SMS Spam Detection with RNNs
This demonstration is available as a Jupyter notebook or julia script here.
In this demo we use a custom RNN model from Flux with MLJFlux to classify text messages as spam or ham. We will be using the SMS Collection Dataset from Kaggle.
Warning. This demo includes some non-idiomatic use of MLJ to allow use of the Flux.jl Embedding
layer.

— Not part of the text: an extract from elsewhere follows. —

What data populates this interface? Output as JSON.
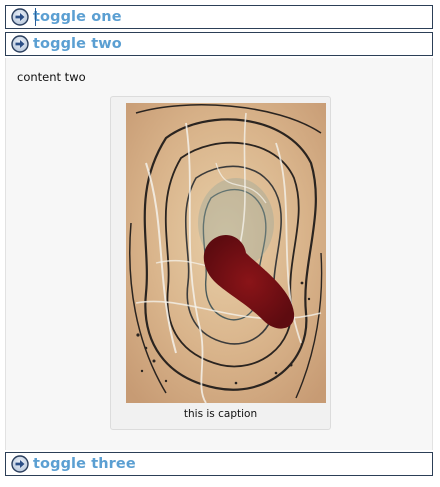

It is not recommended for MLJ beginners.
Basic Imports
using MLJ
using MLJFlux
using Flux
import Optimisers # Flux.jl native optimisers no longer supported
using CSV # Read data
using DataFrames # Read data
using WordTokenizers # For tokenization
using Languages # For stop words
Reading Data
We assume the SMS Collection Dataset has been downloaded and is in a file called "sms.csv" in the same directory as the this script.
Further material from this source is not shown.